Или как она «Чайку» чеховскую сделала: она нарисовала чайку на верху стены метра четыре и сказала, что это провал четвертой степени сложности. Дальше раскрыла рюкзак, вынула альпинистское снаряжение, объяснила, что где, и полезла. Она нашла эквивалент сложности своей работы. Она лезла и рассказывала, как она веревку купила, как ее раскрасила, потом перекрасила, потом никак не могла решить то, потом это… Рассказывала то, с чем сталкивается любой студент, когда начинает работать. Но при этом она надела какие-то ботинки с шипами и полезла без страховки на высокую голую стену. Мы все вжались в свои стулья, готовые вскочить и поймать ее. И она-таки несколько раз падала! Но ей был найден театральный эквивалент сложности. Что она хотела сказать? Она же ведь не сделала «Чайку» чеховскую. Но она рассказала про Треплева, она была Треплевым… Люди, львы, орлы и куропатки… Аналог.

Весь мой опыт состоит из таких примеров… В этом наша профессия и есть.

Вот меня вчера спрашивают: «А как понять, ты придумал правильный замысел или нет?» Я говорю: «Если правильно, вам должно хотеться бежать, кому-то рассказывать, репетировать и делать это. У вас пузырьки внутри…»

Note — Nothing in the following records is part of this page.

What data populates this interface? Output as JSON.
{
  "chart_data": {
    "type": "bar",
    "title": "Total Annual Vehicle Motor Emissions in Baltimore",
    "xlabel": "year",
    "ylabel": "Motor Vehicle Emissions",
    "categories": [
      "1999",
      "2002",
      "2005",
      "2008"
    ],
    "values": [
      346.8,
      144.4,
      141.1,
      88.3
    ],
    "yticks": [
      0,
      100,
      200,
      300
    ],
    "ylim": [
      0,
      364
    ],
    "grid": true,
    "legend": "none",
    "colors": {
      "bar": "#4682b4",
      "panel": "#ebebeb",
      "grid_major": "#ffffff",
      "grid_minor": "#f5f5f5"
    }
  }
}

Удовольствие делания – есть первый признак правильности пути. Можете записать. Если ты делаешь что-то без удовольствия, это не гарантия, что это плохо, но это очень тревожный симптом. То, что сейчас вы говорите, – это литературно, но и пусть будет пока так, оно постепенно отсохнет. Есть действенность ассоциации, вы учитесь, чтобы эти ассоциации были действенными. Не просто «хороший человек», а надо просто обмазать его шоколадом – это сладкий человек, хороший человек… Если горький – горчицей. Двое разговаривают – один в шоколаде, другой в горчице. Разговор Толстого и Достоевского. Один в шоколаде старик, у него борода в шоколаде, а второй весь в горчице. И тогда можно сделать очень спокойный разговор, неважно, о чем, только один в шоколаде, а второй в горчице. К одному все приходят, дети, они его облизывают, а второй – только жена с ним, такая бедная, бледная, иссохшая какая-то, она приходит и сидит с ним, тоже пачкается в горчице, с ним больше никого не было, только она. Вот и все.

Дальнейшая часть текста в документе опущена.